Essays
Moseying: Living La Vida Llanero
Big Spring artist H.W. Caylor
June 26, 2002
On a visit to the Heritage Museum in Big Spring, a painting by Harvey Wallace Caylor caught my eye. The Dry Waterhole depicts a prospector with two loaded burros abjectly slumped in the bottom of an arroyo. In front of the prospector is a shovel half buried in a pit he has dug. Next to him is a pick, an empty bucket, and an array cooking utensils. Vultures swirl in the sky behind the man and a half-buried buffalo skull can be seen in the foreground.
Western historical art is currently quite popular. Caylors artistic career spanned several decades dating from the 1880s until the 1920s. Along with Charlie Russell and Frederick Remington, H.W. Caylor can be considered a founding father of the genre. It adds to my Llano Estacado chauvinism to know that Harvey Wallace Caylor spent his career painting our corner of Texas.
Caylors paintings are a vivid record of the fabric of the landscape at the time of settlement. I purchased a book published by the Heritage Museum that contains 52 Caylor prints, and have since spent a number of hours contemplating the images. On one of the 100-degree days recently, I spent part of the afternoon daytripping in my mind, using his paintings as the vehicle. I amused myself trying to determine if I had been to the exact place of the drawing, or if I could remember a place similar to the location portrayed.
One of the most striking perceptions that the artist conveyed is the portrayal of the landscape in other droughts almost as severe as the present one. The Cowboys Prayer seems to a simple portrait at first glance: a kneeling cowboy with head bowed, his hat on the ground in front of him, and his horse standing behind him. In the far distance is a windmill and a clump of trees, and even further is the caprock escarpment below a setting sun boring through yet another thunderhead dissipating before any rain has fallen. Clumps of backlit gray sand sage emerge from the hotly glowing bare ground which evokes a physical response in me. I feel the heat of the day, the heat that the praying cowboy felt.
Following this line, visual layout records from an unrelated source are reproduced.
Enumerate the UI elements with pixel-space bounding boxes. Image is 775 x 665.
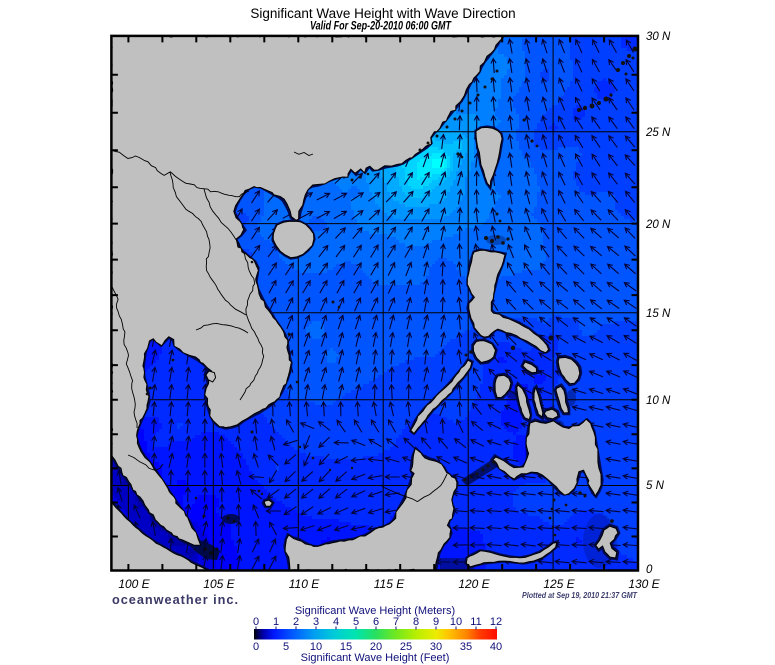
svg-text:6: 6 xyxy=(373,616,379,628)
svg-text:25: 25 xyxy=(400,641,412,653)
svg-text:0: 0 xyxy=(646,564,653,576)
svg-text:25 N: 25 N xyxy=(645,127,671,139)
svg-text:30: 30 xyxy=(430,641,442,653)
svg-text:105 E: 105 E xyxy=(203,577,235,591)
svg-text:110 E: 110 E xyxy=(289,577,320,591)
svg-text:115 E: 115 E xyxy=(374,577,405,591)
svg-text:35: 35 xyxy=(460,641,472,653)
svg-text:30 N: 30 N xyxy=(646,31,671,43)
svg-text:2: 2 xyxy=(293,616,299,628)
svg-text:Significant Wave Height (Feet): Significant Wave Height (Feet) xyxy=(301,652,450,664)
svg-text:125 E: 125 E xyxy=(543,577,575,591)
svg-text:20: 20 xyxy=(370,641,382,653)
svg-text:4: 4 xyxy=(333,616,339,628)
svg-text:oceanweather inc.: oceanweather inc. xyxy=(112,592,239,607)
svg-text:5 N: 5 N xyxy=(646,480,665,492)
svg-text:130 E: 130 E xyxy=(628,577,660,591)
svg-text:5: 5 xyxy=(353,616,359,628)
svg-text:12: 12 xyxy=(490,616,502,628)
svg-text:10: 10 xyxy=(310,641,322,653)
svg-text:120 E: 120 E xyxy=(458,577,490,591)
svg-text:20 N: 20 N xyxy=(645,219,671,231)
svg-text:7: 7 xyxy=(393,616,399,628)
svg-text:3: 3 xyxy=(313,616,319,628)
svg-text:Significant Wave Height (Meter: Significant Wave Height (Meters) xyxy=(295,605,455,617)
svg-text:0: 0 xyxy=(253,616,259,628)
svg-text:0: 0 xyxy=(253,641,259,653)
svg-text:100 E: 100 E xyxy=(118,577,150,591)
svg-text:1: 1 xyxy=(273,616,279,628)
svg-text:40: 40 xyxy=(490,641,502,653)
svg-text:5: 5 xyxy=(283,641,289,653)
svg-text:15: 15 xyxy=(340,641,352,653)
svg-text:10: 10 xyxy=(450,616,462,628)
svg-text:11: 11 xyxy=(470,616,481,628)
svg-text:10 N: 10 N xyxy=(646,395,671,407)
svg-text:9: 9 xyxy=(433,616,439,628)
svg-text:8: 8 xyxy=(413,616,419,628)
svg-text:Valid For Sep-20-2010 06:00 GM: Valid For Sep-20-2010 06:00 GMT xyxy=(310,19,452,33)
svg-text:Plotted at Sep 19, 2010 21:37: Plotted at Sep 19, 2010 21:37 GMT xyxy=(522,591,638,600)
svg-text:Significant Wave Height with W: Significant Wave Height with Wave Direct… xyxy=(250,6,515,21)
svg-text:15 N: 15 N xyxy=(646,308,671,320)
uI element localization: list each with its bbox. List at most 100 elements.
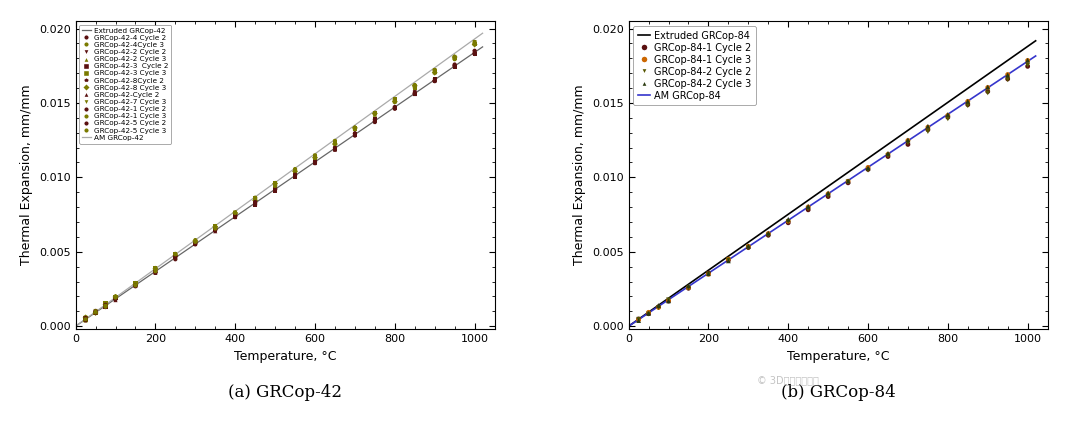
Point: [465, 41, 483, 48]
Point: [959, 98, 976, 105]
Point: [446, 56, 463, 62]
Point: [820, 193, 837, 200]
Point: [387, 106, 404, 112]
Point: [406, 89, 423, 95]
Point: [326, 144, 343, 151]
Point: [427, 77, 444, 84]
Point: [347, 124, 364, 131]
Point: [465, 40, 483, 47]
Point: [640, 311, 658, 317]
Point: [286, 174, 303, 181]
Point: [740, 243, 757, 250]
Point: [267, 180, 284, 187]
Point: [387, 96, 404, 103]
Point: [879, 151, 896, 157]
Point: [820, 190, 837, 197]
Point: [267, 184, 284, 191]
Point: [406, 84, 423, 91]
Point: [246, 197, 264, 204]
Point: [650, 304, 667, 311]
Point: [719, 256, 737, 262]
Point: [427, 68, 444, 74]
Point: [227, 212, 244, 219]
Point: [427, 68, 444, 75]
Point: [326, 146, 343, 153]
Point: [366, 119, 383, 126]
Point: [206, 226, 224, 233]
Point: [97, 302, 114, 308]
X-axis label: Temperature, °C: Temperature, °C: [234, 349, 336, 362]
Point: [366, 118, 383, 124]
Point: [366, 110, 383, 117]
Point: [900, 137, 917, 143]
Point: [147, 265, 164, 272]
Point: [446, 54, 463, 61]
Point: [126, 281, 144, 287]
Point: [660, 298, 677, 305]
Point: [77, 315, 94, 322]
Point: [980, 84, 997, 90]
Point: [406, 91, 423, 97]
Point: [799, 206, 816, 213]
Point: [759, 230, 777, 237]
Point: [326, 146, 343, 153]
Point: [387, 105, 404, 111]
Point: [347, 124, 364, 131]
Point: [630, 316, 647, 323]
Point: [366, 116, 383, 123]
Point: [286, 168, 303, 175]
Point: [799, 203, 816, 210]
Point: [326, 144, 343, 151]
Point: [147, 265, 164, 271]
Point: [77, 316, 94, 323]
Point: [446, 64, 463, 70]
Point: [900, 141, 917, 148]
Point: [166, 253, 184, 260]
Point: [307, 159, 324, 165]
Point: [126, 282, 144, 289]
Point: [307, 152, 324, 159]
Point: [446, 61, 463, 68]
Point: [86, 309, 104, 316]
Point: [630, 316, 647, 322]
Point: [980, 88, 997, 95]
Point: [77, 317, 94, 324]
Point: [326, 141, 343, 147]
Point: [919, 124, 936, 130]
Point: [387, 97, 404, 103]
Point: [147, 269, 164, 276]
Point: [347, 131, 364, 138]
Point: [465, 49, 483, 56]
Point: [206, 226, 224, 233]
Point: [227, 214, 244, 221]
Point: [387, 104, 404, 111]
Point: [879, 153, 896, 160]
Point: [246, 195, 264, 201]
Point: [387, 97, 404, 104]
Point: [940, 111, 957, 118]
Point: [860, 167, 877, 173]
Point: [740, 244, 757, 251]
Point: [640, 310, 658, 317]
Point: [206, 227, 224, 234]
Point: [97, 303, 114, 310]
Point: [446, 53, 463, 60]
Point: [700, 271, 717, 277]
Point: [326, 138, 343, 145]
Point: [126, 283, 144, 289]
Point: [700, 271, 717, 277]
Point: [366, 118, 383, 125]
Point: [227, 209, 244, 216]
Point: [465, 41, 483, 48]
Point: [286, 168, 303, 175]
Point: [107, 297, 124, 303]
Point: [326, 146, 343, 152]
Point: [780, 219, 797, 226]
Point: [799, 204, 816, 211]
Point: [286, 168, 303, 175]
Point: [650, 302, 667, 309]
Point: [126, 281, 144, 288]
Point: [959, 103, 976, 109]
Point: [387, 103, 404, 110]
Point: [427, 78, 444, 84]
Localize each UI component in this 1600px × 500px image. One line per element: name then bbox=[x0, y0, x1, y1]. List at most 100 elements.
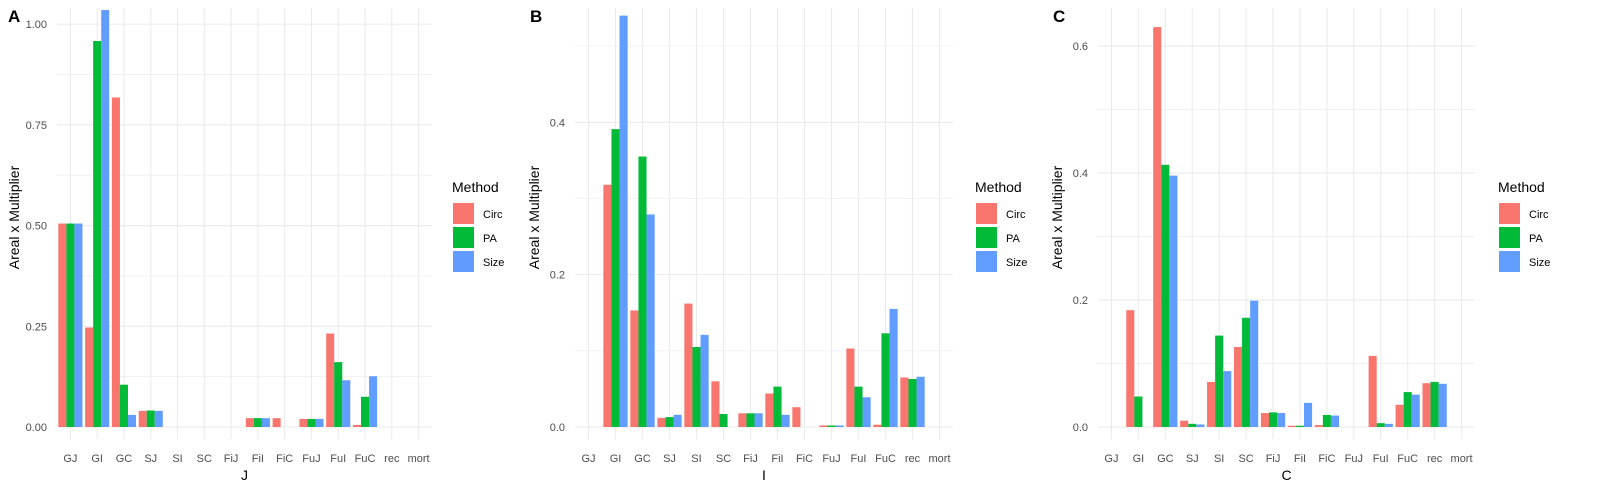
x-tick-label: GI bbox=[91, 453, 103, 465]
bar-size-fuc bbox=[369, 376, 378, 427]
bar-pa-gi bbox=[611, 129, 620, 427]
y-tick-label: 0.6 bbox=[1073, 41, 1088, 53]
y-tick-label: 0.00 bbox=[26, 422, 47, 434]
x-tick-label: rec bbox=[1427, 453, 1443, 465]
series-size bbox=[1169, 175, 1447, 427]
x-tick-label: SC bbox=[1238, 453, 1253, 465]
series-circ bbox=[603, 184, 909, 427]
x-tick-label: rec bbox=[384, 453, 400, 465]
legend-key-size bbox=[976, 251, 997, 272]
y-tick-label: 0.25 bbox=[26, 321, 47, 333]
bar-circ-fic bbox=[272, 418, 281, 427]
x-tick-label: GJ bbox=[1104, 453, 1118, 465]
bar-circ-gc bbox=[630, 310, 639, 427]
y-axis-title: Areal x Multiplier bbox=[6, 165, 22, 269]
bar-pa-sj bbox=[146, 410, 155, 427]
x-tick-label: FiC bbox=[1318, 453, 1335, 465]
legend-key-circ bbox=[976, 203, 997, 224]
legend-key-circ bbox=[1499, 203, 1520, 224]
x-tick-label: SJ bbox=[144, 453, 157, 465]
x-tick-label: FuC bbox=[875, 453, 896, 465]
bar-size-rec bbox=[1438, 383, 1447, 427]
x-tick-label: FuI bbox=[330, 453, 346, 465]
bar-circ-sc bbox=[1233, 347, 1243, 427]
legend-key-size bbox=[453, 251, 474, 272]
y-tick-label: 0.75 bbox=[26, 120, 47, 132]
legend-title: Method bbox=[975, 179, 1022, 195]
bar-size-fuc bbox=[1411, 394, 1420, 427]
x-tick-label: FiI bbox=[771, 453, 783, 465]
series-circ bbox=[1126, 27, 1431, 428]
x-tick-label: GJ bbox=[581, 453, 595, 465]
legend-title: Method bbox=[452, 179, 499, 195]
bar-size-rec bbox=[916, 376, 925, 427]
bar-size-gc bbox=[1169, 175, 1178, 427]
bar-circ-fuc bbox=[352, 424, 362, 427]
bar-circ-fuj bbox=[819, 425, 828, 427]
x-tick-label: GI bbox=[1133, 453, 1145, 465]
bar-pa-fui bbox=[854, 386, 863, 427]
bar-pa-fuc bbox=[881, 333, 890, 427]
legend-title: Method bbox=[1498, 179, 1545, 195]
bar-pa-gc bbox=[1161, 164, 1170, 428]
x-tick-label: rec bbox=[905, 453, 921, 465]
x-tick-label: FuC bbox=[1397, 453, 1418, 465]
bar-pa-fii bbox=[253, 418, 262, 427]
legend: Method Circ PA Size bbox=[1498, 179, 1550, 272]
bar-circ-fii bbox=[245, 418, 254, 427]
bar-circ-fuc bbox=[1395, 404, 1404, 427]
legend-key-pa bbox=[976, 227, 997, 248]
bar-size-gi bbox=[101, 10, 110, 427]
x-tick-label: SC bbox=[197, 453, 212, 465]
bar-pa-sj bbox=[665, 417, 674, 427]
bar-pa-gi bbox=[93, 41, 102, 428]
bar-pa-sc bbox=[719, 414, 728, 427]
bar-size-fij bbox=[754, 413, 763, 427]
y-tick-label: 0.0 bbox=[1073, 422, 1088, 434]
series-size bbox=[74, 10, 378, 427]
chart-panel-c: 0.0 0.2 0.4 0.6 GJ GI GC SJ SI SC FiJ FiI FiC FuJ FuI F… bbox=[1049, 7, 1550, 483]
bar-size-fui bbox=[862, 397, 871, 427]
bar-pa-fii bbox=[1295, 425, 1305, 427]
x-tick-label: FiJ bbox=[743, 453, 758, 465]
bar-size-fuc bbox=[889, 308, 898, 427]
chart-panel-a: 0.00 0.25 0.50 0.75 1.00 GJ GI GC SJ SI SC FiJ FiI Fi… bbox=[6, 7, 504, 483]
bar-size-gc bbox=[646, 214, 655, 427]
bar-size-fii bbox=[781, 414, 790, 427]
bar-pa-gi bbox=[1134, 396, 1143, 427]
chart-panel-b: 0.0 0.2 0.4 GJ GI GC SJ SI SC FiJ FiI FiC FuJ FuI FuC r… bbox=[526, 7, 1027, 483]
x-tick-label: GC bbox=[116, 453, 133, 465]
bar-circ-gc bbox=[1153, 27, 1162, 428]
bar-circ-gc bbox=[111, 97, 120, 428]
bar-circ-si bbox=[1207, 381, 1216, 427]
bar-pa-fij bbox=[746, 413, 755, 427]
bar-circ-gj bbox=[58, 223, 67, 427]
x-axis-title: J bbox=[241, 467, 248, 483]
legend-label-size: Size bbox=[483, 257, 504, 269]
x-tick-label: FiC bbox=[796, 453, 813, 465]
legend-label-pa: PA bbox=[483, 233, 498, 245]
legend: Method Circ PA Size bbox=[452, 179, 504, 272]
legend-label-size: Size bbox=[1006, 257, 1027, 269]
bar-pa-sj bbox=[1188, 423, 1197, 427]
bar-pa-fui bbox=[1376, 423, 1385, 427]
x-tick-label: SI bbox=[172, 453, 182, 465]
bar-circ-fuj bbox=[299, 418, 308, 427]
bar-size-fii bbox=[1304, 402, 1313, 427]
x-tick-label: mort bbox=[408, 453, 430, 465]
bar-size-sj bbox=[1196, 424, 1205, 427]
bar-pa-rec bbox=[1430, 381, 1439, 427]
bar-pa-si bbox=[692, 347, 701, 427]
x-axis-title: C bbox=[1281, 467, 1291, 483]
series-size bbox=[619, 15, 925, 427]
bar-pa-sc bbox=[1242, 317, 1251, 427]
y-axis-title: Areal x Multiplier bbox=[526, 165, 542, 269]
x-tick-label: FuJ bbox=[302, 453, 320, 465]
x-tick-label: FiJ bbox=[224, 453, 239, 465]
y-tick-label: 0.4 bbox=[550, 117, 565, 129]
bar-size-si bbox=[700, 334, 709, 427]
bar-pa-fij bbox=[1268, 412, 1278, 427]
bar-circ-fui bbox=[326, 333, 335, 427]
bar-circ-fui bbox=[846, 348, 855, 427]
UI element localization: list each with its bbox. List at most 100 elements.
And somehow, feeling the heat, I can feel the cowboys despair.
In contrast, Chuck Wagon, on display for many years at the First National Bank in Big Spring, portrays the promise of the west Texas landscape. Set at a bend of the Pecos River near Fort Lancaster, a trail herd has been bedded down after crossing the river. The remuda is watering in the shallows of the crossing, while the cook has begun supper. The valley is filled with lush grasses, and two big groves of live oaks border the river bank. Cowboys tend both the cavvy and the cattle herd. In the far distance, beyond the mesas along the river, is a huge thunderhead, and the pink light of sundown glows on rock and cloud alike. Caylor uses subtle shades of blues and purples and pastel shades to reveal a deep love of the crepuscular hours of the Llano.
Another painting, Lucien Wells Ranch, depicts a moist spring scene. Herefords dot the slopes of Johnson Draw below the ranch buildings, speckling the iridescent chartreuse of new growth. In April of 2000, a series of thunderstorms dumped up to ten inches of rain in one day in this area of northwestern Glasscock County. A playa near the scene depicted in the painting still held almost a square mile of shallow water this spring. Of interest in the painting are what appear to be junipers along the north facing slope, and prickly pear and yucca along the south facing slope of the draw. Juniper is found in rocky soils along the escarpment of the Llano Estacado on slopes that are too sparsely vegetated for fire to reach the cedars. I have never been to the site so the junipers shown growing on gentle slopes is a detail that stimulates my curiosity. The Lucien Wells Ranch is famous among students of west Texas windmilling, for in the late 1880s the installation of the first windmill in the region drew folks from miles around to see the new technology in action.
Big Spring historian, Joe Pickle, wrote the introduction to the book of Caylor plates. Along with Paul Patterson of Crane, and Clayton Williams, Sr. of Fort Stockton, Mr. Pickle is part of the grand triumvirate of west Texans that have done the most to pass on the warp and woof of our regions past. Mr. Pickle quotes J. Frank Dobie after he visited Caylors wife, Florence, following the artists death: There should be
a representative collection of his work preserved for the delight of people who take pleasure in and are edified by simple, sincere, and beautiful pictures interpretative of their own land.
The Heritage Museum owns a number of Caylors works. Most of the rest of the extant work is in private hands, in many cases owned by the heirs of the cattle barons that commissioned much of his art. I am deeply appreciative of the book the museum put together. I hope some enterprising soul can gain permission to reproduce the paintings as prints, as well. Every student in this region should spend some time observing and learning the details of Caylors work.
I would love to have a print of his The Last Buffalo hanging on the wall at the Sibley Nature Center. I can feel the buffalo lifting himself up out of the buffalo wallow, heavy with mud and water, his muscles powerfully straining, and hear the water splashing with great sucking, slurpy sounds. The emotive power of art that depicts ones own bioregion is a necessary part of a paisanos experience.